November 25, 2024
Abdolali Hesami

Abdolali Hesami

Academic Rank: Assistant professor
Address: -
Degree: Ph.D in -
Phone: -
Faculty: Faculty of Agricultural Engineering

Research

Title Effect of Chitosan Coating and Storage Temperature on Shelf-Life and Fruit Quality of Ziziphus Mauritiana
Type Article
Keywords
Ber fruits; chitosan coating; low temperature; storage-life; weight loss
Journal International Journal of Fruit Science
DOI 10.1080/15538362.2021.1906825
Researchers Abdolali Hesami (First researcher) , Rahim Khademi (Third researcher) , Saadat SARIKHANI KHORAMI (Fourth researcher)

Abstract

Due to short shelf-life of ber fruits, developing postharvest protocols incorporating nonchemical compounds with the aim of extending its shelf life and maintaining quality is one of the major issues regarding ber fruit industry.

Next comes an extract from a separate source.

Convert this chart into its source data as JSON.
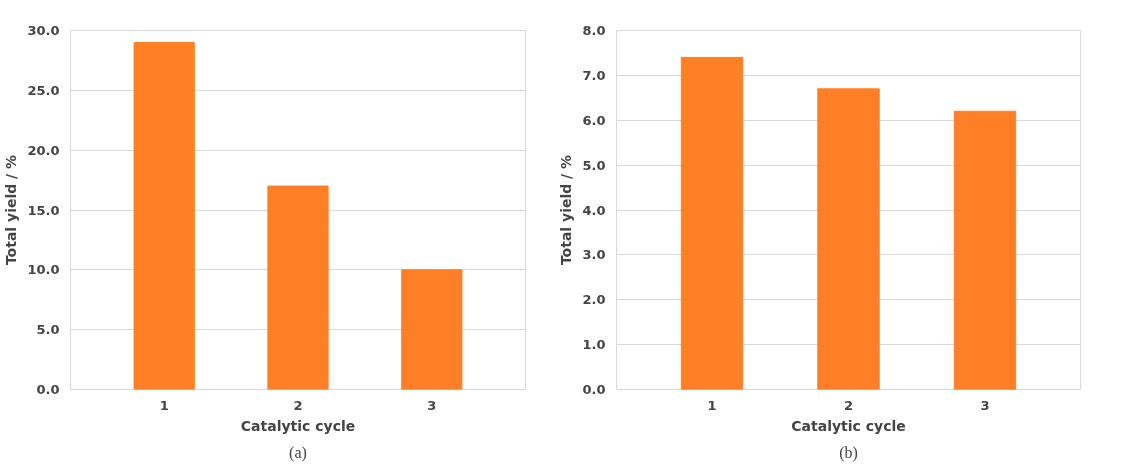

The quality of ber fruits is greatly affected by postharvest factors especially temperature and fruit treatment. In the present study, the effect of chitosan coating and storage temperature on the physicochemical characteristics of ber fruits was investigated as a factorial experiment based on randomized complete block design with three factors (chitosan coating, storage temperature, and storage time). The ber fruits were soaked in 0%, 0.5%, and 1% chitosan solution and stored at 5 and 25°C for 28 days. Changes in fruit weight loss, shriveling, fruit firmness, total soluble solid (TSS), titratable acidity (TA), ascorbic acid as well as decay rate were periodically recorded. The results indicated that the chitosan coating significantly prevented from reducing of fruit weight, firmness, TSS, TA, and ascorbic acid content. Also, the chitosan coating controlled fruit decay. Chitosan at low temperature (5° C) had a greater positive effect on fruit shelf life and weight maintenance than 25°C. In the other words, storage temperature had influence on fruit quality and shelf life, so that the best temperature for storing of ber fruit was 5°C and fruits stored at 25°C were destroyed after two weeks. In general, the results showed that chitosan coating (1%) with low-temperature storage (5° C) is the most effective strategy for improving the physiological quality and prolong the shelf life of ber fruits.